The evolution of chess is stagnant. Databases and chess engines. Of course we have the chess authors and chess coaches peddling their books and chess courses from Chessables etc. Don't get me wrong, there is potentially tremendous value in those mediums - no questions about that.
It's the new technology that is lacking. For decades, the chess industry has prioritized "brute force" calculation—engines like Stockfish that see 40 moves ahead but lack the vocabulary to explain why a position is winning.
What I feel is missing is computers understanding deeper. We need "smart" AI—one that truly assists human improvement—requires a shift from pure numerical evaluation to tactical pattern recognition.
That just means AI that recognises what is a fork, pin, skewer, discovered attack, double check, back rank weakness, colour weakness and double attack. Wait what? Don't computers already do that ? The simple answer is no. They can pin point which move in a game is a blunder or was brilliant but aren't that great at just recognising if the winning theme was a double check.
Beyond the Centipawn: The Language of Logic
Traditional engines see a board as a mathematical value, often expressed in "centipawns" (e.g., $+1.5$). While precise, this is a "black box" for the average player. A pattern-aware engine, such as the architecture behind ChessGrammar, transforms this math into a geometric map. Yes, there is only ONE project that does this as far as I know, called ChessGrammar (you can Google it to find out more).
By identifying the "grammar" of the game—forks, pins, skewers, and back-rank vulnerabilities—an AI can categorize positions instead of just scoring them.
This classification is the "missing link" in chess tech. When an engine identifies a discovered attack, it isn't just finding a winning move; it is identifying a specific logical theme. For a developer, this means the AI can provide structured data (like JSON) that tells a front-end application exactly what is happening. For the player, it means the feedback is no longer "play Be7," but rather "Be7 works because the Rook on d1 is pinning your Queen."
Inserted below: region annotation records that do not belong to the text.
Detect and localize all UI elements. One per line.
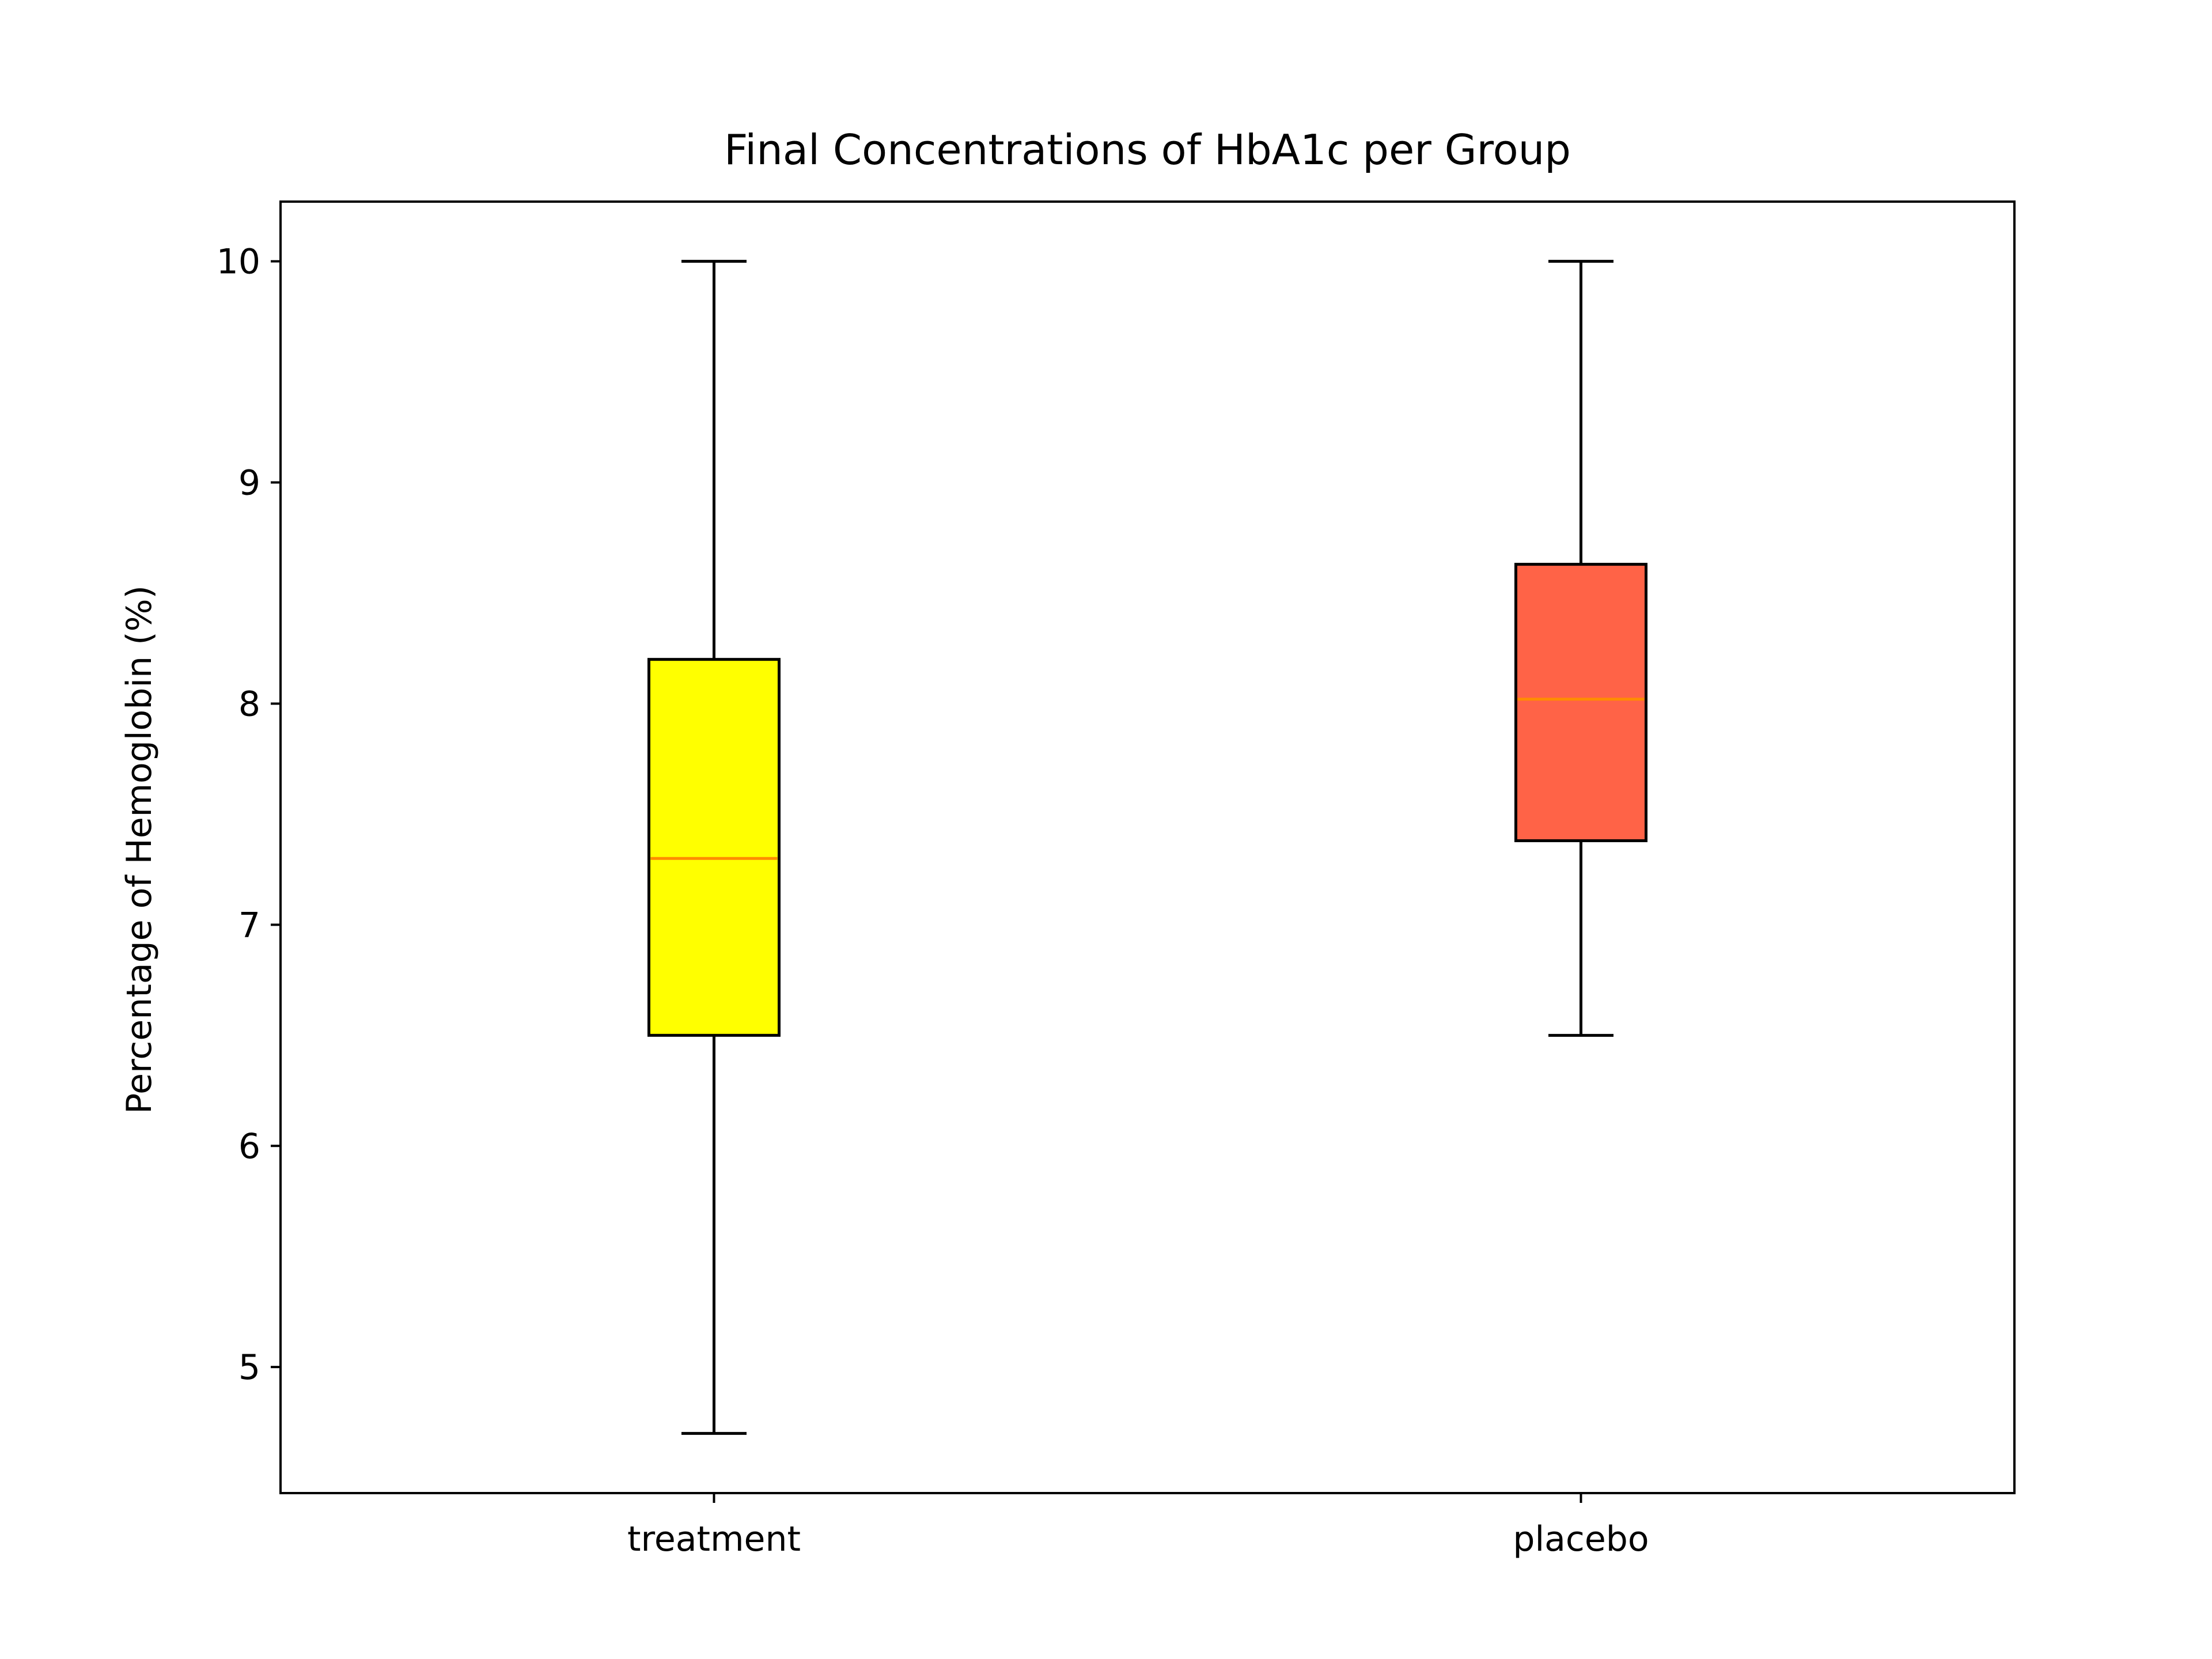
x-tick-label: placebo: [1513, 1519, 1649, 1559]
x-tick-label: treatment: [627, 1519, 801, 1559]
box-placebo: [1514, 563, 1647, 842]
box-treatment: [647, 658, 781, 1037]
y-tick-label: 10: [217, 242, 260, 282]
chart-title: Final Concentrations of HbA1c per Group: [724, 126, 1571, 174]
y-tick-label: 8: [238, 684, 260, 724]
plot-area: 5 6 7 8 9 10 treatment placebo: [217, 242, 1649, 1559]
plot-frame: [279, 200, 2016, 1494]
y-tick-label: 6: [238, 1126, 260, 1166]
y-tick-label: 7: [238, 905, 260, 945]
y-axis-label: Percentage of Hemoglobin (%): [119, 585, 160, 1114]
y-tick-label: 5: [238, 1347, 260, 1388]
y-tick-label: 9: [238, 463, 260, 503]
Patterns are the Secret Sauce!
Personalized Training Data: Imagine now you can pull out your database of games and ask the computer to list the games where there was a winning fork, but you missed it.
Machines that can "See"!
The smartest Chess AI for me isn't the one that wins every game—it’s the one that understands the shapes of the struggle, lets me learn from it.
For the moment, ChessGrammar is closed source, although the programmer allows others to use it via API calls. That is not ideal as it seems that it is the effort of just one person, and his source code is personal, and I assume it is not shareable.
Ideally, someone should make a similar project but open-source it so that it can be improved on by multiple software engineers around the world.